What say we all chip in and get Mr. Chang one of these:

Can his cooking really be that much better than a lunch combo at Asian Express? Hit me with that chicken and broccoli combo with an orange drink and I'm good. Tank You...bye-bye.

Here's some press release that began Tom S.'s WashPo food chat:

Tom Sietsema: GET READY FOR FIVE-SPICE CHICKEN, CURRY SHRIMP IN BANANA leaves, sushi -- and a major scene. The highly-anticipated Buddha Bar (455 Massachusetts Ave. NW) is expected to open May 3, announces a licensee of the famous Paris-based concept, Eran Gorev.

Heading up the pan-Asian kitchen will be Chul Kee Ko, 38. He's a Korean native who comes to Washington from the modern Japanese TEN in Charlottesville but has also cooked at the four-star Jean-George in New York.

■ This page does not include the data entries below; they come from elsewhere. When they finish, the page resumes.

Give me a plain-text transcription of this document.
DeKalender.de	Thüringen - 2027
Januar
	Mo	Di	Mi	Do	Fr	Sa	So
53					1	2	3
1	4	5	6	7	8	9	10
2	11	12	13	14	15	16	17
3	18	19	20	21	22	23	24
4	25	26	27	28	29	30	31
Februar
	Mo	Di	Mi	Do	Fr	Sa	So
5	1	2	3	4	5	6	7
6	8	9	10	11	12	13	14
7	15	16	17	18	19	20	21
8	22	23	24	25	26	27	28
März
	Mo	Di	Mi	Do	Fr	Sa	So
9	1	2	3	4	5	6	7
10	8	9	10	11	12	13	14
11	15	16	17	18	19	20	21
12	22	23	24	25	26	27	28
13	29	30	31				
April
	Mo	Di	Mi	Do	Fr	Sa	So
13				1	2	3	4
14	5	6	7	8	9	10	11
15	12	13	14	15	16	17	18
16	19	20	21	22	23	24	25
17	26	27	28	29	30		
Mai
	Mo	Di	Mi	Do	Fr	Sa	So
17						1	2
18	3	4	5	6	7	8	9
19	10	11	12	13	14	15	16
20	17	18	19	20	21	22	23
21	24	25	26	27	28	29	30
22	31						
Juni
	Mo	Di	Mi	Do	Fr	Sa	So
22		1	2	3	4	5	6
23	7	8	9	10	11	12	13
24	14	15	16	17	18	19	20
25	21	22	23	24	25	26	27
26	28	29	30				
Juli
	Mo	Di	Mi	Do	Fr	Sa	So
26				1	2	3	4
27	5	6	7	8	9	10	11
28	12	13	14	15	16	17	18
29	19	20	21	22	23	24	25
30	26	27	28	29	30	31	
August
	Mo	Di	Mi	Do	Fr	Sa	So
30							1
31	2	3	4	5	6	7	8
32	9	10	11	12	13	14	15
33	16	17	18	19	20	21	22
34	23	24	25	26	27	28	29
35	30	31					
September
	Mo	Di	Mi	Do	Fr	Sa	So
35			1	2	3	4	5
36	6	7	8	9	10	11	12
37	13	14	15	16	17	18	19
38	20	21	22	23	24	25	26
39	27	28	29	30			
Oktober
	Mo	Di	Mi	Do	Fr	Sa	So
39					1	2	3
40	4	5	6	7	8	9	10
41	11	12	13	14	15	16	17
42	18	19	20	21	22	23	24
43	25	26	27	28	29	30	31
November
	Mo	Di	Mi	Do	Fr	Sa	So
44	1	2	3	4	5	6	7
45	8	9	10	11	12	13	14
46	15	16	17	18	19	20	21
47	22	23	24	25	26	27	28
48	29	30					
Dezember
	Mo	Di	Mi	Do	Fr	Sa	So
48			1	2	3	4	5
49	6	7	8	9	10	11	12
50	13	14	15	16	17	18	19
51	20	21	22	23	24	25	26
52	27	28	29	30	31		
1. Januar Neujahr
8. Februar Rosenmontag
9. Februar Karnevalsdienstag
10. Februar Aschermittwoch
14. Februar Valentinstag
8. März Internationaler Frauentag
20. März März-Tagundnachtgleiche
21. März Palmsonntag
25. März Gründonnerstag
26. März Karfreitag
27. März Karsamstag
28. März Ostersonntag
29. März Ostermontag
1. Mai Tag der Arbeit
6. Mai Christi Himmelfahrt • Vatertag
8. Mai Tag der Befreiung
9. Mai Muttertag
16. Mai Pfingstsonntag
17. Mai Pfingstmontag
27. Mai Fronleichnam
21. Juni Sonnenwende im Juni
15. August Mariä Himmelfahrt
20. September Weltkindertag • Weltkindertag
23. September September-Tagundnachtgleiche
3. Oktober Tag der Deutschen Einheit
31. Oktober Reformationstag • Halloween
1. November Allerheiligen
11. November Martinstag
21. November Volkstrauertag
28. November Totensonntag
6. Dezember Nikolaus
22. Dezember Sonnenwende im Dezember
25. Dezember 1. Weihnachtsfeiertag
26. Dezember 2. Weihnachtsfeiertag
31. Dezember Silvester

In search of a "star," says Gorev, he and his business partners in the Potomac-based Washington Restaurants "went out and dined in, gosh, easily 30 or so different restaurants here and on the West Coast," including San Francisco and Vancouver.

When they encountered Ko in Virginia, the chef impressed the group both with his food and his story. The son of parents who both owned restaurants in Korea, Ko told them he "woke up smelling spices" and began cooking at age 14. In 1994, he moved to Vancouver to study English and hone his culinary skills.

Yes, oh my yes, it's the best Chinese food I've ever tasted. Scratch that, it's the ONLY Chinese food I've ever tasted. Everything else seems like kind of a joke now. They make ordinary American-style Chinese food, too, so you can always get the same old same old.

They're still making a bunch of his dishes at Taste of China. If you can take the heat, try the eggplant or the crispy beef with scallions. Both have that ma la thing (slight numbing of the mouth - really cool and incredibly delicious). Unfortunately, after his departure, the famous scallion pancakes were coming out looking half-inflated. Chef Chang would not approve.

I bet the people who thought they ate Chang's food raved about it to their friends.

People have lost they damn minds

I bet someone files a lawsuit against the restaurant.

I am so sick of this. I thought it was OK food. It certainly isn't worth talking about anymore, Atlanta can have him or he can go back to China for all I care.